E qui arriva il quarto errore commesso dal governo cinese, quello fondamentale. Noi abbiamo sbagliato facendo il lockdown in ritardo ma poi abbiamo rimediato grazie ad un’egregia campagna di vaccinazioni con vaccini moderni, sicuri ed efficacissimi, che ci proteggono contro la malattia grave e la morte.

Invece, il governo cinese non ha commesso errori introducendo lockdown precoci ma ha fatto quello fondamentale di non attuare una campagna di vaccinazione capillare e veloce come la nostra, col risultato che adesso l’enorme popolazione cinese – 1,4 miliardi di persone – non immunizzata e poco vaccinata, ha difese inferiori alle nostre.

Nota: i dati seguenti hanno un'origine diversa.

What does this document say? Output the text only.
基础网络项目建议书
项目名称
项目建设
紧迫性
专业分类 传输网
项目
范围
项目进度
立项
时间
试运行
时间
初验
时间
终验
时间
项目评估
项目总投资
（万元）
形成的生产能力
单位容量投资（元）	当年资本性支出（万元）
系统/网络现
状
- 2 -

Il 90 per cento dei cinesi ha fatto solo due dosi di vaccino, ma solo il 70 per cento di quelli con più di sessant’anni e solo i 40 per cento degli ultra-ottantenni ha ricevuto la terza dose. Difatti, una delle dieci misure recenti del governo cinese recita: «Gli sforzi vaccinali devono essere focalizzati ad incrementare il tasso di vaccinazione fra gli anziani di età compresa tra i 60 e i 79 anni. Il tasso di vaccinazione per chi ha ottant’anni in su dovrebbe essere molto accelerato». 

Per di più, i vaccini di Stato cinesi – il Sinofarm e il Sinovac – hanno un’efficacia contro la malattia grave molto inferiore rispetto ai nostri moderni vaccini a Rna. Perché bisogna sempre tenere a mente questo: il coronavirus non è affatto diventato più buono, siamo noi ad essere protetti meglio solo grazie ai nostri vaccini e ai loro richiami.